The piece asks about choices to bring children into the world, not reducing our carbon footprint and having them live in a world sans enough resources to adequately address their needs.
Years ago - almost 15, to be exact, I found myself pregnant with my 4th child unexpectedly. My family was complete, my marriage in shambles and my husband at the time had just come out of the closet. I wrestled long and hard with the decision over whether to terminate the pregnancy, knowing that this child would not have the traditional family in which my other three sons had been blessed to live in. I knew that this child would be raised by a single parent. What I could not anticipate was that I would ultimately lose custody of that child after taking a job out of state - long story - another post.
While I love my 4 children unconditionally and equally, I feel empathy for the youngest son - my 12 year old son at the time, who was the eldest, said - "this baby is going to be so lucky - they will never know what it was like to live in a home with two parents".

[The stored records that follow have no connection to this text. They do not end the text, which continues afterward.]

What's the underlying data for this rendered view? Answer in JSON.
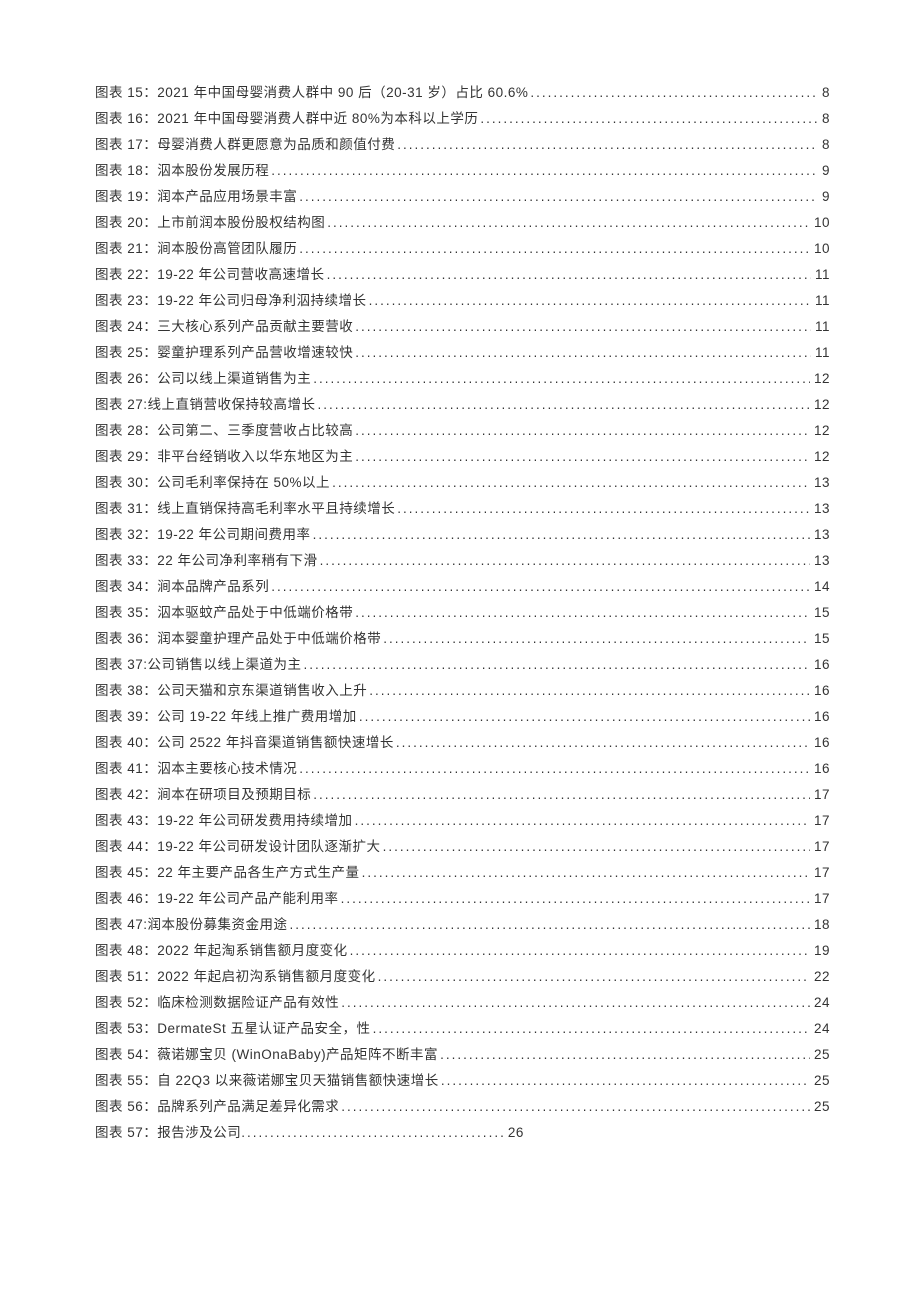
{
  "toc": [
    {
      "prefix": "图表 15：",
      "title": "2021 年中国母婴消费人群中 90 后（20-31 岁）占比 60.6%",
      "page": "8"
    },
    {
      "prefix": "图表 16：",
      "title": "2021 年中国母婴消费人群中近 80%为本科以上学历",
      "page": "8"
    },
    {
      "prefix": "图表 17：",
      "title": "母婴消费人群更愿意为品质和颜值付费 ",
      "page": "8"
    },
    {
      "prefix": "图表 18：",
      "title": "泅本股份发展历程 ",
      "page": "9"
    },
    {
      "prefix": "图表 19：",
      "title": "润本产品应用场景丰富",
      "page": "9"
    },
    {
      "prefix": "图表 20：",
      "title": "上市前润本股份股权结构图",
      "page": "10"
    },
    {
      "prefix": "图表 21：",
      "title": "涧本股份高管团队履历 ",
      "page": "10"
    },
    {
      "prefix": "图表 22：",
      "title": " 19-22 年公司营收高速增长 ",
      "page": "11"
    },
    {
      "prefix": "图表 23：",
      "title": " 19-22 年公司归母净利泅持续增长 ",
      "page": "11"
    },
    {
      "prefix": "图表 24：",
      "title": "三大核心系列产品贡献主要营收",
      "page": "11"
    },
    {
      "prefix": "图表 25：",
      "title": "婴童护理系列产品营收增速较快",
      "page": "11"
    },
    {
      "prefix": "图表 26：",
      "title": "公司以线上渠道销售为主",
      "page": "12"
    },
    {
      "prefix": "图表 27:",
      "title": "线上直销营收保持较高增长",
      "page": "12"
    },
    {
      "prefix": "图表 28：",
      "title": "公司第二、三季度营收占比较高",
      "page": "12"
    },
    {
      "prefix": "图表 29：",
      "title": "非平台经销收入以华东地区为主",
      "page": "12"
    },
    {
      "prefix": "图表 30：",
      "title": "公司毛利率保持在 50%以上 ",
      "page": "13"
    },
    {
      "prefix": "图表 31：",
      "title": "线上直销保持高毛利率水平且持续增长",
      "page": "13"
    },
    {
      "prefix": "图表 32：",
      "title": " 19-22 年公司期间费用率 ",
      "page": "13"
    },
    {
      "prefix": "图表 33：",
      "title": " 22 年公司净利率稍有下滑 ",
      "page": "13"
    },
    {
      "prefix": "图表 34：",
      "title": "涧本品牌产品系列",
      "page": "14"
    },
    {
      "prefix": "图表 35：",
      "title": "泅本驱蚊产品处于中低端价格带",
      "page": "15"
    },
    {
      "prefix": "图表 36：",
      "title": "润本婴童护理产品处于中低端价格带",
      "page": "15"
    },
    {
      "prefix": "图表 37:",
      "title": "公司销售以线上渠道为主",
      "page": "16"
    },
    {
      "prefix": "图表 38：",
      "title": "公司天猫和京东渠道销售收入上升 ",
      "page": "16"
    },
    {
      "prefix": "图表 39：",
      "title": "公司 19-22 年线上推广费用增加",
      "page": "16"
    },
    {
      "prefix": "图表 40：",
      "title": "公司 2522 年抖音渠道销售额快速增长 ",
      "page": "16"
    },
    {
      "prefix": "图表 41：",
      "title": "泅本主要核心技术情况",
      "page": "16"
    },
    {
      "prefix": "图表 42：",
      "title": "涧本在研项目及预期目标",
      "page": "17"
    },
    {
      "prefix": "图表 43：",
      "title": " 19-22 年公司研发费用持续增加 ",
      "page": "17"
    },
    {
      "prefix": "图表 44：",
      "title": " 19-22 年公司研发设计团队逐渐扩大 ",
      "page": "17"
    },
    {
      "prefix": "图表 45：",
      "title": " 22 年主要产品各生产方式生产量 ",
      "page": "17"
    },
    {
      "prefix": "图表 46：",
      "title": " 19-22 年公司产品产能利用率 ",
      "page": "17"
    },
    {
      "prefix": "图表 47:",
      "title": "润本股份募集资金用途",
      "page": "18"
    },
    {
      "prefix": "图表 48：",
      "title": " 2022 年起淘系销售额月度变化 ",
      "page": "19"
    },
    {
      "prefix": "图表 51：",
      "title": " 2022 年起启初沟系销售额月度变化 ",
      "page": "22"
    },
    {
      "prefix": "图表 52：",
      "title": "临床检测数据险证产品有效性",
      "page": "24"
    },
    {
      "prefix": "图表 53：",
      "title": " DermateSt 五星认证产品安全，性",
      "page": "24"
    },
    {
      "prefix": "图表 54：",
      "title": "薇诺娜宝贝 (WinOnaBaby)产品矩阵不断丰富 ",
      "page": "25"
    },
    {
      "prefix": "图表 55：",
      "title": "自 22Q3 以来薇诺娜宝贝天猫销售额快速增长 ",
      "page": "25"
    },
    {
      "prefix": "图表 56：",
      "title": "品牌系列产品满足差异化需求",
      "page": "25"
    },
    {
      "prefix": "图表 57：",
      "title": " 报告涉及公司 ",
      "page": "26",
      "short_dots": true
    }
  ]
}
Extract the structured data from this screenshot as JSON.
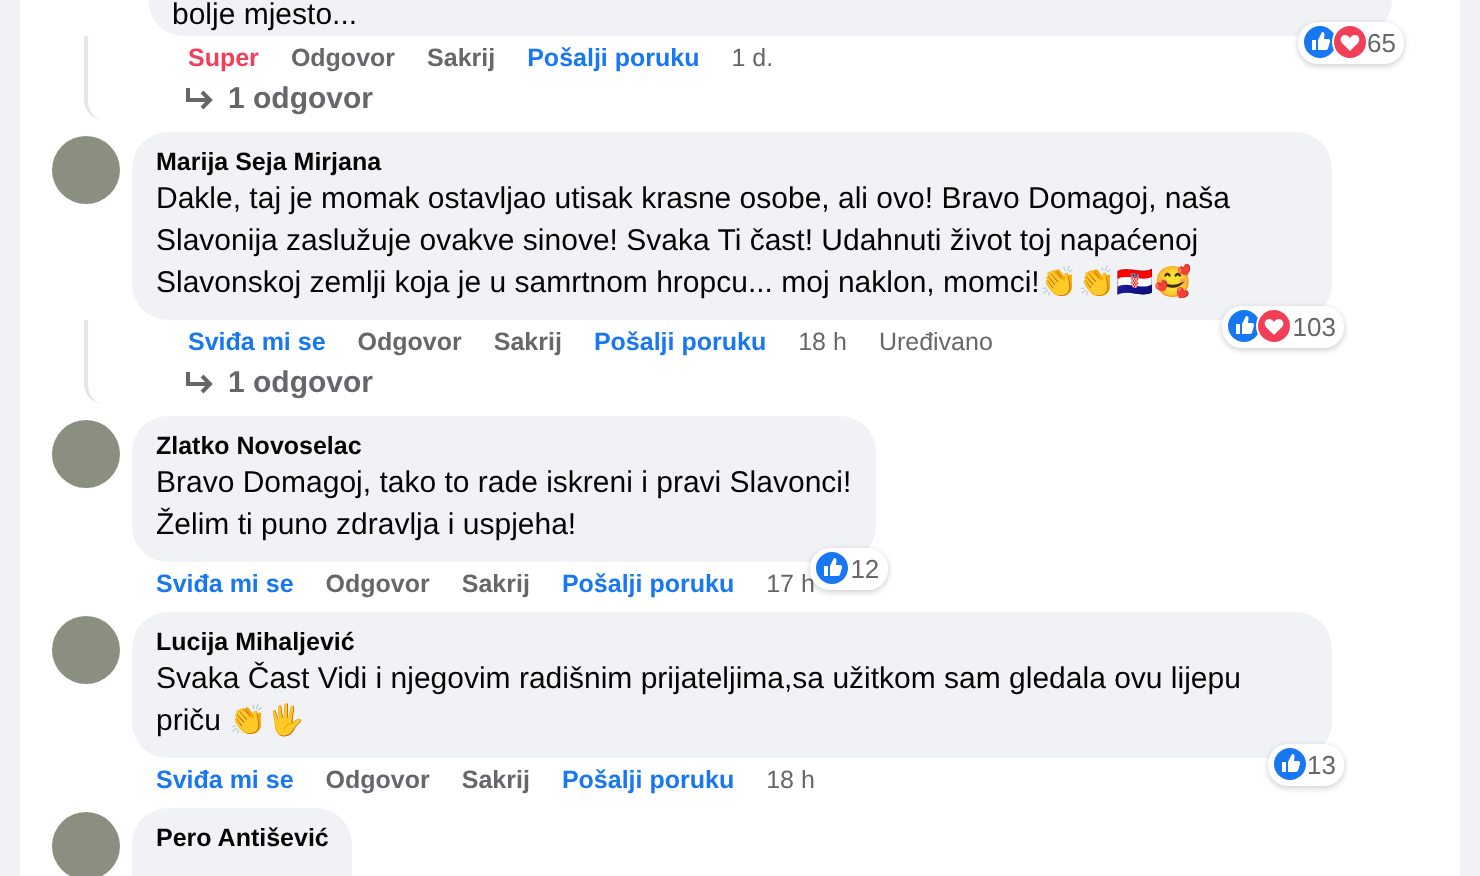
{
  "comments": [
    {
      "partial": true,
      "text": "bolje mjesto...",
      "actions": [
        {
          "kind": "love",
          "label": "Super"
        },
        {
          "kind": "reply",
          "label": "Odgovor"
        },
        {
          "kind": "hide",
          "label": "Sakrij"
        },
        {
          "kind": "message",
          "label": "Pošalji poruku"
        },
        {
          "kind": "time",
          "label": "1 d."
        }
      ],
      "reactions": {
        "icons": [
          {
            "kind": "like"
          },
          {
            "kind": "love"
          }
        ],
        "count": "65"
      },
      "replies": "1 odgovor"
    },
    {
      "author": "Marija Seja Mirjana",
      "text": "Dakle, taj je momak ostavljao utisak krasne osobe, ali ovo! Bravo Domagoj, naša Slavonija zaslužuje ovakve sinove! Svaka Ti čast! Udahnuti život toj napaćenoj Slavonskoj zemlji koja je u samrtnom hropcu... moj naklon, momci!👏👏🇭🇷🥰",
      "actions": [
        {
          "kind": "like",
          "label": "Sviđa mi se"
        },
        {
          "kind": "reply",
          "label": "Odgovor"
        },
        {
          "kind": "hide",
          "label": "Sakrij"
        },
        {
          "kind": "message",
          "label": "Pošalji poruku"
        },
        {
          "kind": "time",
          "label": "18 h"
        },
        {
          "kind": "time",
          "label": "Uređivano"
        }
      ],
      "reactions": {
        "icons": [
          {
            "kind": "like"
          },
          {
            "kind": "love"
          }
        ],
        "count": "103"
      },
      "replies": "1 odgovor"
    },
    {
      "author": "Zlatko Novoselac",
      "text": "Bravo Domagoj, tako to rade iskreni i pravi Slavonci!\nŽelim ti puno zdravlja i uspjeha!",
      "actions": [
        {
          "kind": "like",
          "label": "Sviđa mi se"
        },
        {
          "kind": "reply",
          "label": "Odgovor"
        },
        {
          "kind": "hide",
          "label": "Sakrij"
        },
        {
          "kind": "message",
          "label": "Pošalji poruku"
        },
        {
          "kind": "time",
          "label": "17 h"
        }
      ],
      "reactions": {
        "icons": [
          {
            "kind": "like"
          }
        ],
        "count": "12"
      }
    },
    {
      "author": "Lucija Mihaljević",
      "text": "Svaka Čast Vidi i njegovim radišnim prijateljima,sa užitkom sam gledala ovu lijepu priču 👏🖐",
      "actions": [
        {
          "kind": "like",
          "label": "Sviđa mi se"
        },
        {
          "kind": "reply",
          "label": "Odgovor"
        },
        {
          "kind": "hide",
          "label": "Sakrij"
        },
        {
          "kind": "message",
          "label": "Pošalji poruku"
        },
        {
          "kind": "time",
          "label": "18 h"
        }
      ],
      "reactions": {
        "icons": [
          {
            "kind": "like"
          }
        ],
        "count": "13"
      }
    },
    {
      "author": "Pero Antišević",
      "partial": true
    }
  ]
}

This is not a question of reducing a carbon footprint, but the deficit and loss that this youngest child has suffered is heartbreaking to me - yes, he is growing into a fine young man, but I know that he will likely suffer in his relationships and will have to seek therapy down the road as he grapples with being essentially raised as an only chid, sans two loving parents and the security and comfort that would have provided.
Sure, he has food to eat and clothing, but he is missing the basics - he is blessed beyond measure, but I often wonder if I had taken the step to terminate the pregnancy what might have been - some food for thought.
Interestingly enough, I was tasked to write a paper on abortion in college some years ago before this last pregnancy. At the time, I was pro life and still am - after doing all the research and seeing the eye-opening statistics - I realized that in many cases, it is kinder to terminate a pregnancy rather than bring a child into the world with a single parent or without the love and financial support of a family.
I am now both pro life and pro choice - women need choices and as we continue to overpopulate the earth, perhaps it is time to take a long hard look at ourselves and our choices before we bring more - or any - children into the world.